A payload specialist (PS) is an individual selected and trained by commercial or research organizations for flights of a specific payload on a crewed spacecraft mission. People assigned as payload specialists included individuals selected by the research community, a company or consortium flying a commercial payload aboard the spacecraft, and non-NASA astronauts designated by international partners.

The term refers to both the individual and to the position on the Shuttle crew.

== History ==

The National Aeronautics and Space Act of 1958 states that NASA should provide the "widest practicable and appropriate dissemination of information concerning its activities and the results thereof". The Naugle panel of 1982 concluded that carrying civilians—those not part of the NASA Astronaut Corps—on the Space Shuttle was part of "the purpose of adding to the public's understanding of space flight".

Payload specialists usually fly for a single specific mission. Chosen outside the standard NASA mission specialist selection process, they are exempt from certain NASA requirements such as colorblindness. Roger K. Crouch and Ulf Merbold are examples of those who flew in space despite not meeting NASA physical requirements; the agency's director of crew training Jim Bilodeau said in April 1981 "we'll be able to take everybody but the walking wounded". Payload specialists were not required to be United States citizens, but had to be approved by NASA and undergo rigorous but shorter training. In contrast, a Space Shuttle mission specialist was selected as a NASA astronaut first and then assigned to a mission.
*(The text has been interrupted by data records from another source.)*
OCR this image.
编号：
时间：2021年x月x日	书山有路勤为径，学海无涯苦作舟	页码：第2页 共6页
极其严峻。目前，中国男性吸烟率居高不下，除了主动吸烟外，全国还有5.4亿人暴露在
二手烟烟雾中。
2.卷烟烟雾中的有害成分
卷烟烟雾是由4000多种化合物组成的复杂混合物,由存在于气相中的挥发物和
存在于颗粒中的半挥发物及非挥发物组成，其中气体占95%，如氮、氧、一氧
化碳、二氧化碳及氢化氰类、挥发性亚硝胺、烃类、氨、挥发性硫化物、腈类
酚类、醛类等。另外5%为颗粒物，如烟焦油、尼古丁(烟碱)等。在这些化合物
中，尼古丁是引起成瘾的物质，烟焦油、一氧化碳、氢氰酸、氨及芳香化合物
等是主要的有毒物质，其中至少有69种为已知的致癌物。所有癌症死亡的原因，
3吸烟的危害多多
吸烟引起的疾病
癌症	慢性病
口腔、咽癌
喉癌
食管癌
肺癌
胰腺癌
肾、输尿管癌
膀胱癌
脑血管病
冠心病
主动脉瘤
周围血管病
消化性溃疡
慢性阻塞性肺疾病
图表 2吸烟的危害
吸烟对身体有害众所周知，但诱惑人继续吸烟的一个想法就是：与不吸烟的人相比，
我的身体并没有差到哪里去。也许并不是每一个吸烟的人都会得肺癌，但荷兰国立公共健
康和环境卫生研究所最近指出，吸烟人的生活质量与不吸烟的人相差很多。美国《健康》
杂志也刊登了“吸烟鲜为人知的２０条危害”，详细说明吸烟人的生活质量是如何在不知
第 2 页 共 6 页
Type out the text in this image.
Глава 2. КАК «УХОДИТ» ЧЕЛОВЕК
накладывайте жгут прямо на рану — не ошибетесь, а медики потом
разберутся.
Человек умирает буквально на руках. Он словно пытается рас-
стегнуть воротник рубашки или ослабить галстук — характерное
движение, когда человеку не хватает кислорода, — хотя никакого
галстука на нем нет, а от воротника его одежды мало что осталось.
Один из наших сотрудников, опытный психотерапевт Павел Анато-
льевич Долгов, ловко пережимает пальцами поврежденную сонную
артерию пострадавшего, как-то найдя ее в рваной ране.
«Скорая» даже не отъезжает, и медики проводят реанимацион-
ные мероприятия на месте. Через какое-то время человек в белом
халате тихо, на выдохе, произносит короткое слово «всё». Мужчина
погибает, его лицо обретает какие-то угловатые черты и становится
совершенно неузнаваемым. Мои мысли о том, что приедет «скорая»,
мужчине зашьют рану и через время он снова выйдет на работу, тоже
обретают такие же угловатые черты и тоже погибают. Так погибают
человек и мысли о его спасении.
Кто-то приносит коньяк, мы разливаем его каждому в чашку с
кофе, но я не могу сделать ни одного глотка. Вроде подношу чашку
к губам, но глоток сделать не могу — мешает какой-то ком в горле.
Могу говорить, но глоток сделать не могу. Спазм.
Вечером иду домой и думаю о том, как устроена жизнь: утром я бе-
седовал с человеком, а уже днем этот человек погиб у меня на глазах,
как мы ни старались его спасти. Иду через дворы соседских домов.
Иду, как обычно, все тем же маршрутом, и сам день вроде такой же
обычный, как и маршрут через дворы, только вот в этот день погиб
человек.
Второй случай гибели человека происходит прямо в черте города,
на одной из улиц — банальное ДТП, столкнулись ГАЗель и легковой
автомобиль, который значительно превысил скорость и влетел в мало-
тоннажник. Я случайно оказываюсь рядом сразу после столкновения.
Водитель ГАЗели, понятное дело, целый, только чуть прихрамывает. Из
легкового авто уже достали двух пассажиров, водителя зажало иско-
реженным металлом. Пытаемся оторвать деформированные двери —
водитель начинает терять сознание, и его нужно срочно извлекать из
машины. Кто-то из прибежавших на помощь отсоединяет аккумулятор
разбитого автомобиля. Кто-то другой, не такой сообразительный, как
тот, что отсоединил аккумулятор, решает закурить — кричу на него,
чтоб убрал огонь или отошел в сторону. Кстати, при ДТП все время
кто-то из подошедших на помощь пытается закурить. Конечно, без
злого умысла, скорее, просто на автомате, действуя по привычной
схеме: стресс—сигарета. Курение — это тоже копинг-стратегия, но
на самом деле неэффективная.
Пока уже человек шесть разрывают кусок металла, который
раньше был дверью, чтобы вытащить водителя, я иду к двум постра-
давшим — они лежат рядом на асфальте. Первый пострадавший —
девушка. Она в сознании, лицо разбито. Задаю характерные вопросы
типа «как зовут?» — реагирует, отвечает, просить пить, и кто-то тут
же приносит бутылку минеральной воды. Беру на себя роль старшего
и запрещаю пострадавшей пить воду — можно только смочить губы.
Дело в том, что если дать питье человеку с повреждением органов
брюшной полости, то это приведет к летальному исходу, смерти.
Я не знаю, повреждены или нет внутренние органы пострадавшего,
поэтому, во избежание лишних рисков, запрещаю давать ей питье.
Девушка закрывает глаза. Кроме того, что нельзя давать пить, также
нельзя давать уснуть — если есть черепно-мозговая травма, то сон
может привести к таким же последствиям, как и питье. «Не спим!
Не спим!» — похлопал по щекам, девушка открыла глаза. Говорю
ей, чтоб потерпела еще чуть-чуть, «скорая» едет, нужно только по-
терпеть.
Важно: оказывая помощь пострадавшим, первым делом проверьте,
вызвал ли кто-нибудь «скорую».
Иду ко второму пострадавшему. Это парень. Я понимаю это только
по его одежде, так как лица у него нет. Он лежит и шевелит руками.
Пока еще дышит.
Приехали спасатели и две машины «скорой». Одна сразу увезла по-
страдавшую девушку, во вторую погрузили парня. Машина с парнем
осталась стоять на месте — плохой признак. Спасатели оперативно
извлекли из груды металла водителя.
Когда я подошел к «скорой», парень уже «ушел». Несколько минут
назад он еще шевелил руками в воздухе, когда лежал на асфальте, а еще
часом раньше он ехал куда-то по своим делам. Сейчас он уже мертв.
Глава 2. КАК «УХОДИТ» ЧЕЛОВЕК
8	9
Payload specialists on early missions were technical experts to join specific payloads such as a commercial or scientific satellite. On Spacelab and other missions with science components, payload specialists were scientists with expertise in specific experiments. The term also applied to representatives from partner nations who were given the opportunity of a first flight on board of the Space Shuttle (such as Saudi Arabia and Mexico), to Congressmen and the Teacher in Space program. Under Secretary of the Air Force Edward C. Aldridge Jr. was offered a seat to improve relations between NASA and the United States Air Force.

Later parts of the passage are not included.